Reflex/Anti-Lag are not 'FPS capping'. What they are doing is talking to the game engine and telling it "the previous frame has not started scanout yet, wait before you submit another frame". This means that the render ideally never exists, as there is no render to buffer - as soon as the previous frame starts canning out, the engine can then take the most recent input sample (mouse position etc), computer the frame, submit the frame to the GPU, and render the frame. The caveat is that for this to work, the engine has to be sure that the end-to-end frame delivery time will always be shorter than the interval between frame deliveries - the basic reciprocal of the monitor refresh rate, e.g. 16.67ms at 60Hz. If it takes longer, you mish the next scanout start and get a 1-frame stutter. This makes reflex/anti-lag great if you can hold minimum FPS (really maximum frametime) well above the monitor refresh rate, but not much use if you are ever dipping below that.
In effect, this clamps latency to the reciprocal of the monitor refresh rate.

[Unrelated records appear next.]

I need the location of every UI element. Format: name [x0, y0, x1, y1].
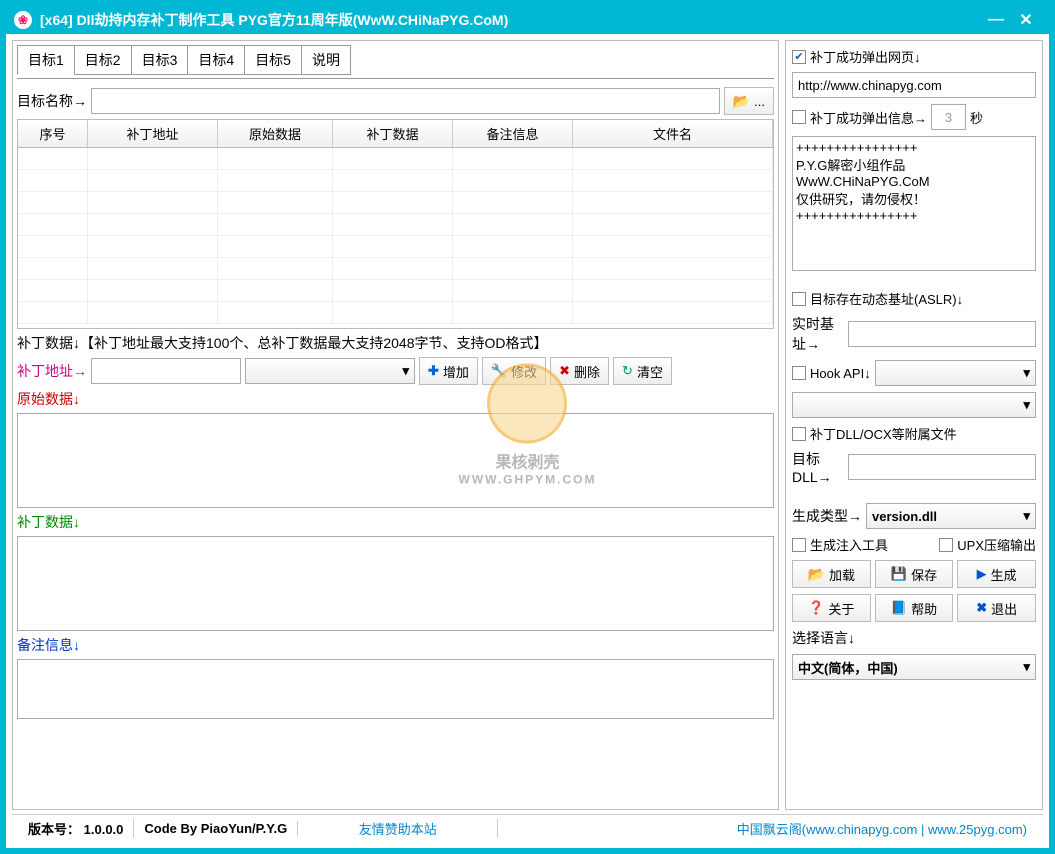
patch-addr-label: 补丁地址→: [17, 361, 87, 381]
target-name-label: 目标名称→: [17, 91, 87, 111]
book-icon: 📘: [891, 600, 907, 616]
exit-button[interactable]: ✖退出: [957, 594, 1036, 622]
th-addr[interactable]: 补丁地址: [88, 120, 218, 147]
seconds-label: 秒: [970, 108, 983, 127]
tab-target3[interactable]: 目标3: [131, 45, 189, 75]
folder-icon: 📂: [808, 566, 825, 583]
wrench-icon: 🔧: [491, 363, 507, 379]
site-link[interactable]: 中国飘云阁(www.chinapyg.com | www.25pyg.com): [737, 822, 1027, 837]
table-body[interactable]: [18, 148, 773, 328]
about-button[interactable]: ❓关于: [792, 594, 871, 622]
popup-web-checkbox[interactable]: ✔ 补丁成功弹出网页↓: [792, 47, 1036, 66]
tab-target4[interactable]: 目标4: [187, 45, 245, 75]
titlebar: ❀ [x64] Dll劫持内存补丁制作工具 PYG官方11周年版(WwW.CHi…: [6, 6, 1049, 34]
checkbox-icon: [792, 366, 806, 380]
version-value: 1.0.0.0: [84, 822, 124, 837]
patch-dll-checkbox[interactable]: 补丁DLL/OCX等附属文件: [792, 424, 1036, 443]
tabs: 目标1 目标2 目标3 目标4 目标5 说明: [17, 45, 774, 75]
popup-web-url-input[interactable]: [792, 72, 1036, 98]
checkbox-icon: [792, 292, 806, 306]
left-panel: 目标1 目标2 目标3 目标4 目标5 说明 目标名称→ 📂 ...: [12, 40, 779, 810]
memo-label: 备注信息↓: [17, 635, 774, 655]
popup-msg-checkbox[interactable]: 补丁成功弹出信息→: [792, 108, 927, 127]
save-icon: 💾: [891, 566, 907, 582]
delete-button[interactable]: ✖删除: [550, 357, 609, 385]
app-icon: ❀: [14, 11, 32, 29]
realtime-base-input[interactable]: [848, 321, 1036, 347]
minimize-button[interactable]: —: [981, 11, 1011, 29]
patch-addr-combo[interactable]: ▾: [245, 358, 415, 384]
save-button[interactable]: 💾保存: [875, 560, 954, 588]
checkbox-icon: [792, 110, 806, 124]
gen-type-label: 生成类型→: [792, 506, 862, 526]
realtime-base-label: 实时基址→: [792, 314, 844, 354]
clear-button[interactable]: ↻清空: [613, 357, 672, 385]
target-dll-input[interactable]: [848, 454, 1036, 480]
statusbar: 版本号： 1.0.0.0 Code By PiaoYun/P.Y.G 友情赞助本…: [12, 814, 1043, 842]
lang-label: 选择语言↓: [792, 628, 1036, 648]
chevron-down-icon: ▾: [1023, 365, 1030, 381]
checkbox-icon: ✔: [792, 50, 806, 64]
memo-textarea[interactable]: [17, 659, 774, 719]
load-button[interactable]: 📂加载: [792, 560, 871, 588]
th-seq[interactable]: 序号: [18, 120, 88, 147]
version-label: 版本号：: [28, 822, 80, 837]
orig-data-label: 原始数据↓: [17, 389, 774, 409]
browse-button[interactable]: 📂 ...: [724, 87, 774, 115]
play-icon: ▶: [977, 566, 987, 582]
sponsor-link[interactable]: 友情赞助本站: [298, 819, 498, 838]
patch-table: 序号 补丁地址 原始数据 补丁数据 备注信息 文件名: [17, 119, 774, 329]
plus-icon: ✚: [428, 363, 439, 379]
hook-api-combo[interactable]: ▾: [875, 360, 1036, 386]
gen-inject-checkbox[interactable]: 生成注入工具: [792, 535, 888, 554]
window-title: [x64] Dll劫持内存补丁制作工具 PYG官方11周年版(WwW.CHiNa…: [40, 10, 508, 30]
hook-api-checkbox[interactable]: Hook API↓: [792, 366, 871, 381]
chevron-down-icon: ▾: [402, 363, 409, 379]
help-button[interactable]: 📘帮助: [875, 594, 954, 622]
hook-api-sub-combo[interactable]: ▾: [792, 392, 1036, 418]
author-label: Code By PiaoYun/P.Y.G: [134, 821, 298, 836]
gen-type-combo[interactable]: version.dll▾: [866, 503, 1036, 529]
popup-msg-textarea[interactable]: ++++++++++++++++ P.Y.G解密小组作品 WwW.CHiNaPY…: [792, 136, 1036, 271]
th-memo[interactable]: 备注信息: [453, 120, 573, 147]
info-icon: ❓: [808, 600, 824, 616]
close-button[interactable]: ✕: [1011, 10, 1041, 30]
folder-icon: 📂: [733, 93, 750, 110]
target-name-input[interactable]: [91, 88, 720, 114]
checkbox-icon: [792, 538, 806, 552]
delete-icon: ✖: [559, 363, 570, 379]
th-orig[interactable]: 原始数据: [218, 120, 333, 147]
language-combo[interactable]: 中文(简体，中国)▾: [792, 654, 1036, 680]
patch-data-info: 补丁数据↓【补丁地址最大支持100个、总补丁数据最大支持2048字节、支持OD格…: [17, 333, 774, 353]
checkbox-icon: [792, 427, 806, 441]
checkbox-icon: [939, 538, 953, 552]
aslr-checkbox[interactable]: 目标存在动态基址(ASLR)↓: [792, 289, 1036, 308]
tab-help[interactable]: 说明: [301, 45, 351, 75]
patch-data-label: 补丁数据↓: [17, 512, 774, 532]
chevron-down-icon: ▾: [1023, 397, 1030, 413]
chevron-down-icon: ▾: [1023, 508, 1030, 524]
modify-button[interactable]: 🔧修改: [482, 357, 546, 385]
th-file[interactable]: 文件名: [573, 120, 773, 147]
add-button[interactable]: ✚增加: [419, 357, 478, 385]
right-panel: ✔ 补丁成功弹出网页↓ 补丁成功弹出信息→ 秒 ++++++++++++++++…: [785, 40, 1043, 810]
target-dll-label: 目标DLL→: [792, 449, 844, 485]
th-patch[interactable]: 补丁数据: [333, 120, 453, 147]
patch-data-textarea[interactable]: [17, 536, 774, 631]
broom-icon: ↻: [622, 363, 633, 379]
generate-button[interactable]: ▶生成: [957, 560, 1036, 588]
close-icon: ✖: [976, 600, 987, 616]
patch-addr-input[interactable]: [91, 358, 241, 384]
tab-target1[interactable]: 目标1: [17, 45, 75, 75]
upx-checkbox[interactable]: UPX压缩输出: [939, 535, 1036, 554]
popup-msg-sec-input[interactable]: [931, 104, 966, 130]
tab-target5[interactable]: 目标5: [244, 45, 302, 75]
chevron-down-icon: ▾: [1023, 659, 1030, 675]
orig-data-textarea[interactable]: [17, 413, 774, 508]
tab-target2[interactable]: 目标2: [74, 45, 132, 75]
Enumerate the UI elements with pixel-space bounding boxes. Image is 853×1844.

For VR, you can do 'late latching', which is where you not only wait for the next start[ of scanout, but by packing frame delivery (knowing pretty well how long a given frame will render) you wait to even start generating that frame until the absolute last possible moment before it would result in a render miss. This means the minimal latency can be BELOW the reciprocal of the refresh rate, e.g. if you could render 240FPS but your monitor can only display at 60Hz, rather than uncapped framerate (4-frame tearing across screen) or VSYNC (60FPS), the game will pause render start until 4.17ms before the finished frame needs to start readout, and only start rendering then. The tradeoff is that in the event of a render miss, the 'stutter' impact is not a BIG spike in latency (going from your low-latency target to double your refresh rate reciprocal - 4.17ms to 33.33ms for our example). VR tackles this by reprojecting every single rendered frame such that head movement always has the minimum possible latency regardless of render latency, even though world objects may be subject to latency in motion. For flat games, this would correspond to having rock solid low mouse movement latency, but character animations still subject to latency judder.